El Roig Arena disfrutó de un gran partido, con el inesperado triunfo de los blancos, que perdían 106-101 a falta de 20 segundos y con la afición taronja festejando prematuramente un triunfo que creían suyo, pero que Mario Hezonja (25 puntos y dos triples decisivos) sabía que estaba en sus manos. Eso sí, con un error incomprensible en el saque de fondo del Valencia Basket cuando sacaba para cerrar el partido con una última posesión.
Fue una exhibición de baloncesto de ambos equipos, un espectáculo de récord en una semifinal con aires de final anticipada. Porque pasara quien pasara, tanto Saski Baskonia como FC Barcelona Bàsquet lo tendrán muy complicado para superar a este Real Madrid que ganó de 30 puntos al vigente campeón Unicaja Baloncesto y ha remontado un +18 del Valencia para sellar un pase de locos a la final.
El Valencia Basket se marchó al descanso por delante (54-50) tras una primera parte de vértigo, marcada por un primer cuarto histórico y una reacción blanca que devolvió la semifinal a la casilla de salida emocional. El Roig Arena pasó de la euforia desatada a la tensión contenida, de caldera a congelador en cuestión de minutos.

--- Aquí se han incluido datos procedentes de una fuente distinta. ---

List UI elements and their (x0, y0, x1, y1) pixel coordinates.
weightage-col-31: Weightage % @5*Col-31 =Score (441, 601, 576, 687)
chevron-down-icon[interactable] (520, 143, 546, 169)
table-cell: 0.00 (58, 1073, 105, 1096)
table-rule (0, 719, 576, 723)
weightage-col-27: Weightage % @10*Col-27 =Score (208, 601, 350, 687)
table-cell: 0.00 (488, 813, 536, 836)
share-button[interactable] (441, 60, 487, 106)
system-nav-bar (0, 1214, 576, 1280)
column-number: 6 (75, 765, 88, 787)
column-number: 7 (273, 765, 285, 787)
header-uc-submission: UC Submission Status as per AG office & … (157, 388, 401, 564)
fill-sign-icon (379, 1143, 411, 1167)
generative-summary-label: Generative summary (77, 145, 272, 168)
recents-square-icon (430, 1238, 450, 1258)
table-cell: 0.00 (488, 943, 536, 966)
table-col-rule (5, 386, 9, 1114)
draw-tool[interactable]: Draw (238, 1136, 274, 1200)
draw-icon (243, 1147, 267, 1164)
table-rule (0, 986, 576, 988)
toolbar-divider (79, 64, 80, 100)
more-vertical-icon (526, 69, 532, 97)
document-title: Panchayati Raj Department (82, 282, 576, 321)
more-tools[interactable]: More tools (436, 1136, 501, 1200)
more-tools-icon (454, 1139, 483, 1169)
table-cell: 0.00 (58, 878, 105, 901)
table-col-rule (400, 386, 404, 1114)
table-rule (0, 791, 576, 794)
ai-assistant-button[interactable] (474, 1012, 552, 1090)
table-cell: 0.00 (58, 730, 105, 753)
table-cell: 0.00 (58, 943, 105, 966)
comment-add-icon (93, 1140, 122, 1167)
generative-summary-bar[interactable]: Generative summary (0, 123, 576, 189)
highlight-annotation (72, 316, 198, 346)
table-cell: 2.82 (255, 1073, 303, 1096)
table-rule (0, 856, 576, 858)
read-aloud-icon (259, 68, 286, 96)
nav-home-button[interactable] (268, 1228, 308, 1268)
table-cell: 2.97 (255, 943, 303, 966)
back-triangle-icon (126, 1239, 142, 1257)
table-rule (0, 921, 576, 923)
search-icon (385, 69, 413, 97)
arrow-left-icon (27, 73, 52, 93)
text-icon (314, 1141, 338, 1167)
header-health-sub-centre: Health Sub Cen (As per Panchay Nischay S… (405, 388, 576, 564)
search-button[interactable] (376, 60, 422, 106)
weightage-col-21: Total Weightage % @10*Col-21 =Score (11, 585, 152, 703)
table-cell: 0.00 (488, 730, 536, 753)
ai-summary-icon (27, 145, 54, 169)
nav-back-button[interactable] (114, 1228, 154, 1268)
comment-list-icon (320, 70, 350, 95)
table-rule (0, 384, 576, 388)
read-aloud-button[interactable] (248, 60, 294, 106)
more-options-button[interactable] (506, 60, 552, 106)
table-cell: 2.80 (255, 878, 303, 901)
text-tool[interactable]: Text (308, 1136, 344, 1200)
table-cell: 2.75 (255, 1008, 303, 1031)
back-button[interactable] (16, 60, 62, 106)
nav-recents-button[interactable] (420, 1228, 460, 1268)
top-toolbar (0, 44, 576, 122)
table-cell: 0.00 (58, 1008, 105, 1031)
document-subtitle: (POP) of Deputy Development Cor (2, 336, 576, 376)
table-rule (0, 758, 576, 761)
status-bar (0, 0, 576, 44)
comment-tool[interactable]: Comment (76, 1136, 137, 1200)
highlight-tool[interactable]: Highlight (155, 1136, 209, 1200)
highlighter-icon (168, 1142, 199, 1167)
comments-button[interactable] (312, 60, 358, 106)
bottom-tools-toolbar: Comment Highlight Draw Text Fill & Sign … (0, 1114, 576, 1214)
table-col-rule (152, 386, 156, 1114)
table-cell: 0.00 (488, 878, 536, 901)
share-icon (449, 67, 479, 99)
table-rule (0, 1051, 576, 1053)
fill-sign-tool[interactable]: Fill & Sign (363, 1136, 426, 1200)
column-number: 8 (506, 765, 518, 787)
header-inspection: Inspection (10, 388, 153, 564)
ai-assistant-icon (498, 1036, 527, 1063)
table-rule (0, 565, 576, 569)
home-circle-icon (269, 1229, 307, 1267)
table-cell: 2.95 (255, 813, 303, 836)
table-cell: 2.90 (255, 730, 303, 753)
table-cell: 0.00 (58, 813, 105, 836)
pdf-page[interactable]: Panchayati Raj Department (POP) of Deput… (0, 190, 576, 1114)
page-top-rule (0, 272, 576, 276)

El arranque valenciano fue descomunal. El equipo de Pedro Martínez encontró el pulso desde la defensa y el triple, con Jaime Pradilla, Nate Reuvers y Jean Montero afinando la puntería y Kameron Taylor volando al contraataque. Un parcial demoledor disparó la ventaja hasta el +18 (34-16), convirtiendo el primer cuarto en el más anotador de la historia de la Copa.
Reacción blanca
Pero el Real Madrid no entiende de rendiciones. Primero con Facundo Campazzo, y después con Mario Hezonja, el conjunto blanco cambió el ritmo con un 0-11 de salida que redujo la distancia a un suspiro. El Valencia trataba de reencontrarse mientras Edy Tavares imponía su tamaño en la pintura, estrechando el marcador hasta el +4 al descanso.

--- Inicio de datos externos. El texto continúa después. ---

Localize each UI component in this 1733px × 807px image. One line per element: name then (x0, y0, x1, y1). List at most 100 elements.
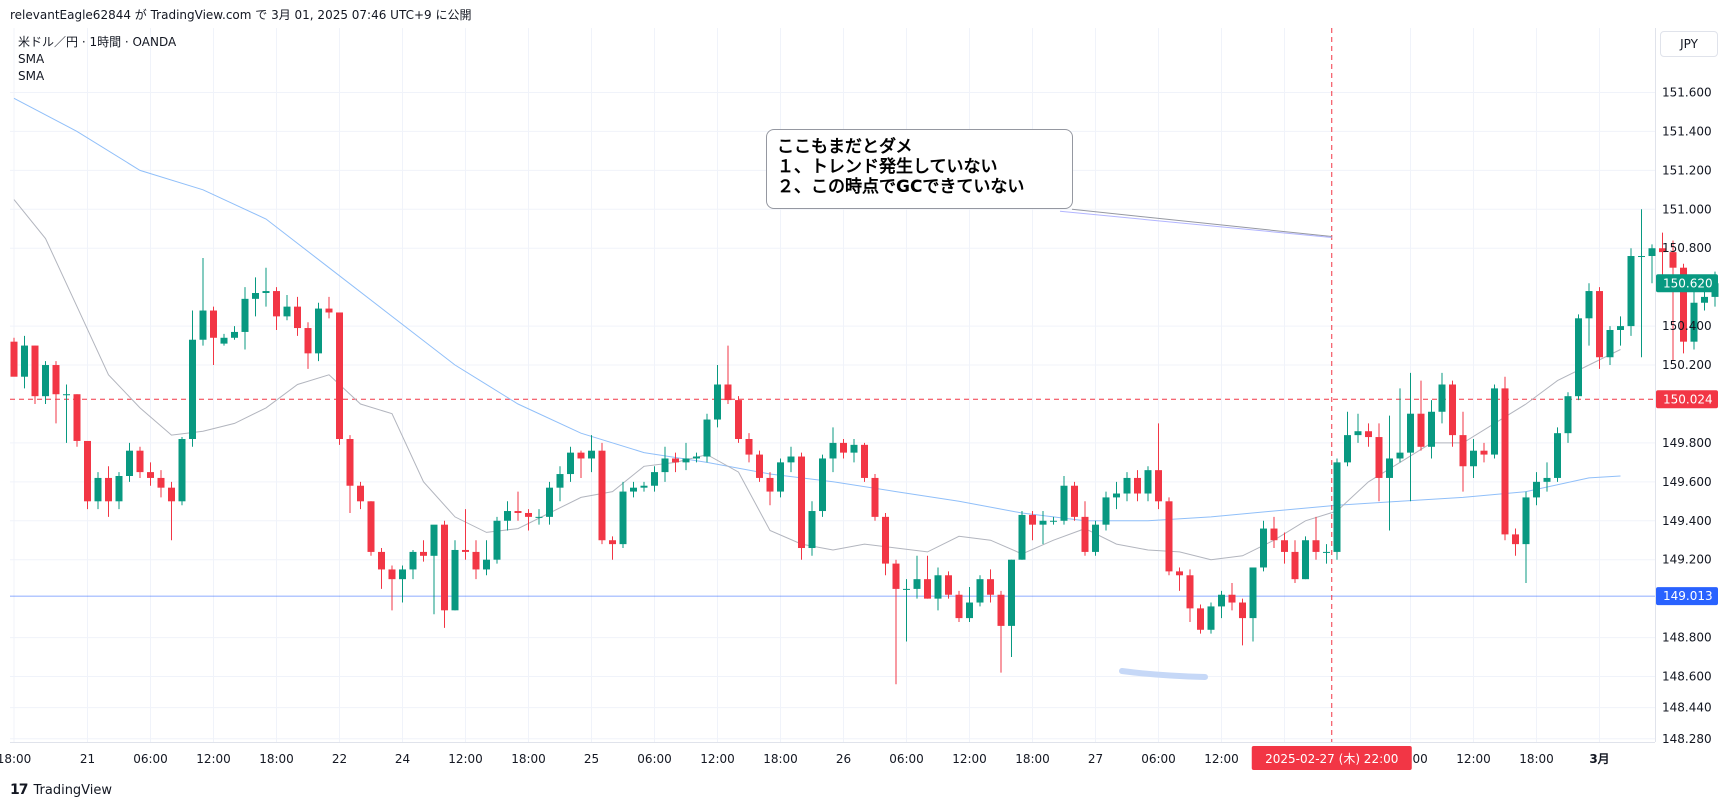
candle (1218, 590, 1225, 619)
candle (640, 481, 648, 492)
candle-body (1092, 524, 1099, 552)
indicator-sma-2[interactable]: SMA (18, 69, 45, 83)
candle-body (430, 524, 438, 556)
time-tick-label: 21 (80, 752, 95, 766)
candle (1092, 520, 1099, 556)
candle-body (1102, 497, 1110, 525)
candle (724, 345, 732, 404)
candle (231, 326, 238, 340)
candle-body (903, 588, 910, 590)
candle (493, 516, 501, 564)
candle-body (1344, 435, 1351, 463)
candle-body (735, 400, 742, 440)
candle (1354, 413, 1362, 443)
candle (1543, 462, 1551, 492)
currency-button[interactable]: JPY (1660, 31, 1718, 57)
candle (31, 345, 39, 404)
candle (21, 335, 28, 389)
candle-body (1249, 567, 1257, 619)
candle-body (1438, 384, 1446, 412)
moving-averages (13, 97, 1621, 561)
candle-body (1050, 520, 1057, 522)
candle (220, 333, 228, 346)
candle (1585, 283, 1593, 346)
candle-body (1627, 256, 1635, 327)
candle (766, 472, 774, 506)
candle (1596, 287, 1603, 369)
candle-body (840, 442, 847, 453)
candle (367, 501, 375, 556)
support-price-badge-label: 149.013 (1663, 589, 1713, 603)
candle (619, 481, 627, 549)
candle (1113, 481, 1120, 510)
candle (966, 586, 973, 622)
candle-body (451, 549, 459, 611)
candle (1270, 516, 1278, 549)
candle (997, 590, 1005, 673)
symbol-title[interactable]: 米ドル／円 · 1時間 · OANDA (18, 35, 177, 49)
candle-body (525, 512, 532, 517)
candle (1533, 472, 1540, 506)
candle-body (819, 458, 826, 512)
candle (987, 569, 994, 603)
candle-body (262, 291, 270, 294)
candle-body (1018, 514, 1026, 560)
price-tick-label: 151.400 (1662, 124, 1712, 138)
candle (514, 491, 522, 521)
candle (1312, 516, 1320, 560)
candle (1638, 209, 1645, 358)
candle (955, 590, 963, 622)
time-tick-label: 12:00 (196, 752, 231, 766)
time-tick-label: 06:00 (889, 752, 924, 766)
candle (1459, 411, 1467, 492)
candle-body (976, 579, 984, 603)
time-tick-label: 3月 (1589, 752, 1609, 766)
candle (42, 361, 49, 404)
current-price-badge (1656, 274, 1718, 293)
candle-body (441, 524, 448, 611)
candle (861, 442, 868, 482)
candle-body (693, 456, 700, 459)
candle (787, 446, 795, 473)
candle-body (189, 339, 196, 440)
candle (577, 450, 585, 478)
candle (504, 501, 511, 531)
candle-body (556, 474, 564, 488)
candle-body (1333, 462, 1341, 552)
candle-body (294, 306, 301, 329)
candle (168, 481, 175, 541)
candle-body (892, 563, 900, 589)
candle-body (1585, 291, 1593, 319)
candle (1008, 559, 1015, 658)
candle-body (168, 487, 175, 502)
candle (556, 466, 564, 502)
candle-body (1071, 485, 1078, 517)
sma-slow-line (13, 97, 1621, 522)
candle (1134, 470, 1141, 502)
candle-body (472, 551, 480, 570)
candle-body (1690, 302, 1698, 342)
candle-body (1449, 384, 1456, 436)
candle (945, 571, 952, 599)
annotation-callout[interactable]: ここもまだとダメ １、トレンド発生していない ２、この時点でGCできていない (766, 129, 1073, 209)
candle-body (1501, 388, 1509, 535)
candle (525, 509, 532, 531)
candle (10, 337, 18, 377)
candle (840, 439, 847, 459)
candle (535, 509, 543, 525)
tradingview-footer: 17 TradingView (10, 782, 112, 798)
candle (241, 287, 249, 350)
candle (262, 267, 270, 307)
candle (409, 549, 417, 580)
candle-body (756, 454, 763, 478)
candle (189, 310, 196, 447)
time-tick-label: 12:00 (1204, 752, 1239, 766)
candle-body (409, 551, 417, 570)
indicator-sma-1[interactable]: SMA (18, 52, 45, 66)
price-tick-label: 149.800 (1662, 436, 1712, 450)
candle (462, 509, 469, 560)
candle-body (210, 310, 217, 338)
candle (1197, 604, 1204, 634)
candle (388, 565, 396, 611)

La reanudación confirmó un combate sin red. Sergio Llull abrió el tercer cuarto con un triple, Hezonja empató y culminó un alley-oop que dio la primera ventaja blanca desde el 6-7 inicial. El Valencia respondió con Amida Sako, Sergio De Larrea, Brancou Badio y Matt Costello, pero el intercambio desembocó en un 79-77 que dejaba todo en el alambre.
El último cuarto fue una tormenta perfecta. Jean Montero asumió el mando y llevó al Valencia al 97-86 a cinco minutos del final. Parecía el golpe definitivo, pero Tavares sostuvo al Madrid y Hezonja empezó a decidir. Con 103-99, Montero clavó un triple para el 106-101 que desató la locura.
Y entonces llegó la implosión: triple inmediato de Hezonja, pérdida en el saque de fondo, otro triple del croata para el 106-107 a 8.3 segundos, fallo final de Montero y sentencia desde el tiro libre de Campazzo para el 106-108 definitivo. Del cielo al abismo en veinte segundos. ‘SuperMario’, héroe inesperado, silenció el Roig Arena y citó al Real Madrid con su 54ª final en busca del 30º título copero.